My mum is in hospital, with an infection. Cancer is everywhere, doctors have said it’s in its end stages.
She had a high temp on Sunday morning, then went really low. I’ve heard this is a sign of the body shutting down, bleeding when she goes for a wee. Tiny tiny bits of urine being produced, as diseased kidney completely caput. Diarrhoea, not eating hardly anything, few spoons of soup. Pain ramping up. She told me that yesterday she had woken screaming and crying in pain in the middle of the night. They are giving morphine orally, but not keeping it at bay, I think she needs a driver??? Help please advise. I’ve rang their local hospice nurses, waiting for them to call me back.

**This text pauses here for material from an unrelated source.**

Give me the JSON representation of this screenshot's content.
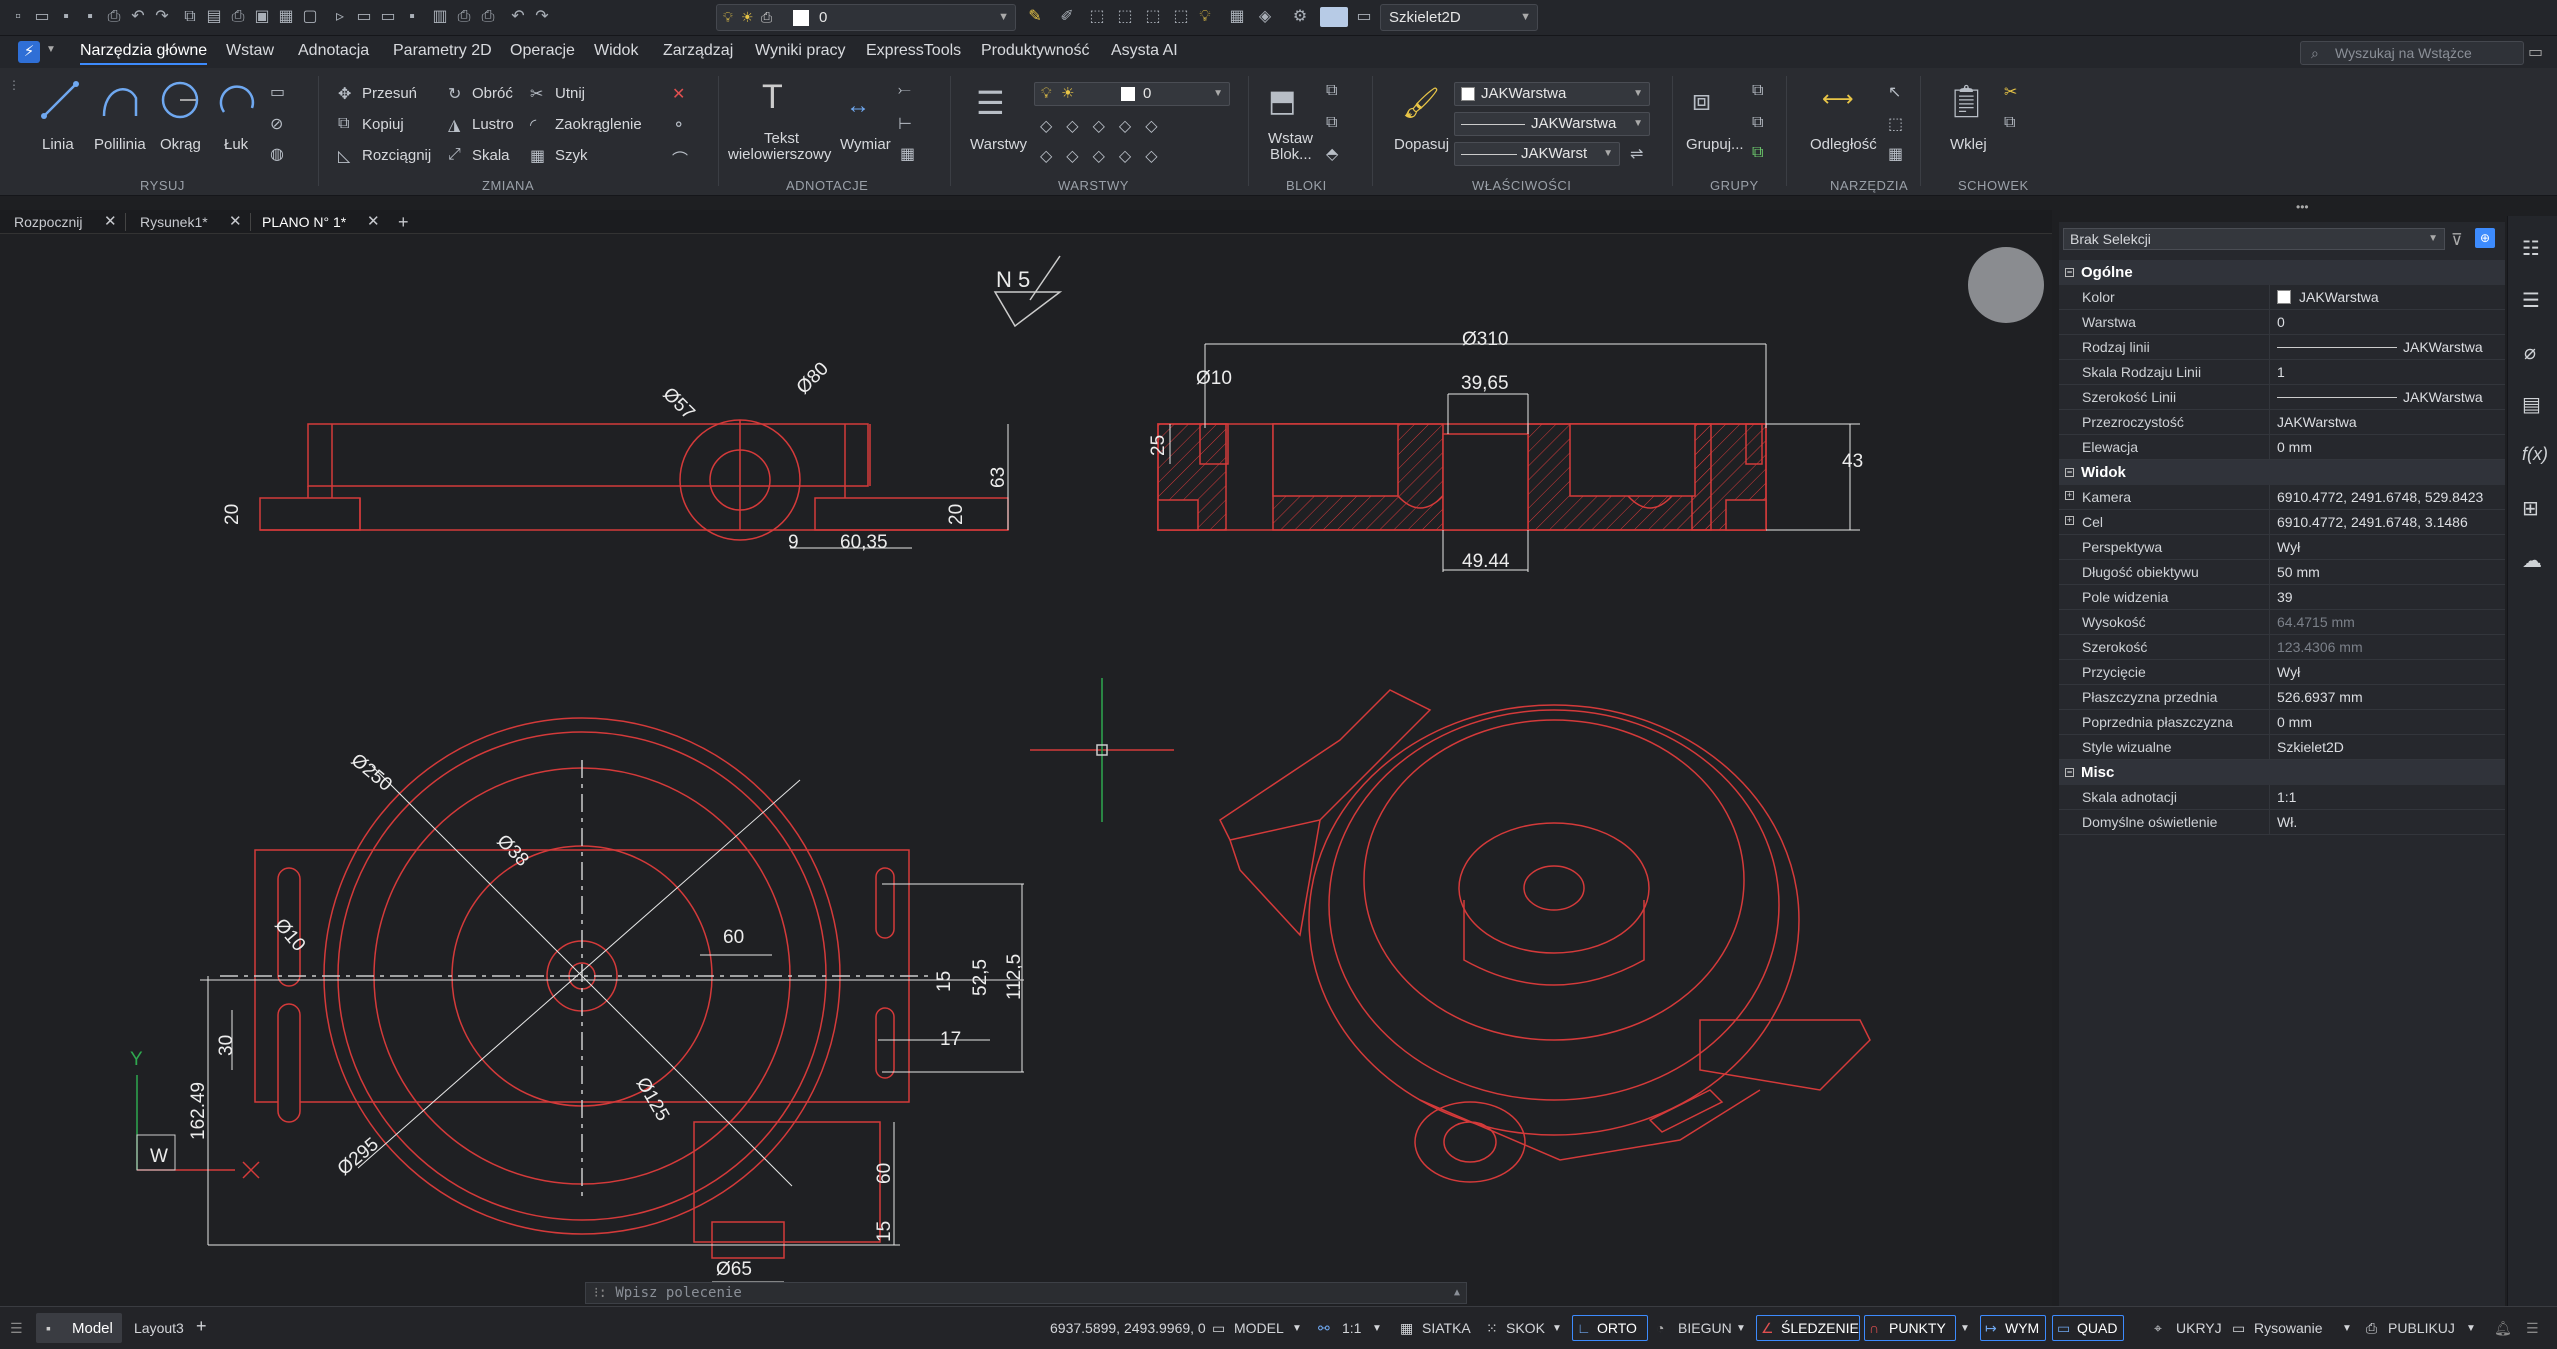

Frantic with worry, can’t bear it, can’t bear thinking of her suffering and can’t be with her. Bastard covid. Sorry for the language.
She’s deteriorating rapidly. She has been talking of her funeral the day before she went into hospital. Over the past 2 days she has been saying her goodbyes to me and my sister. At first I was crying and saying please don’t go, but then I read somewhere that the kindest thing you can do is to tell them it’s ok to go. so last night on the phone about 7.30pm I said to her if god is calling you, it’s ok, you must go, you’ve been so brave and have been an inspiration. Told her over and over and over again that I loved her
My dad been ringing her mobile from first thing this morning, he then rang the nurse desk on the ward and they went to look at her. Her phone was there on her tray table, but she said she doesn’t feel like talking.
Feel I’m going out of my mind. Wish she’d slip
Into a deep sleep. Can’t they do something.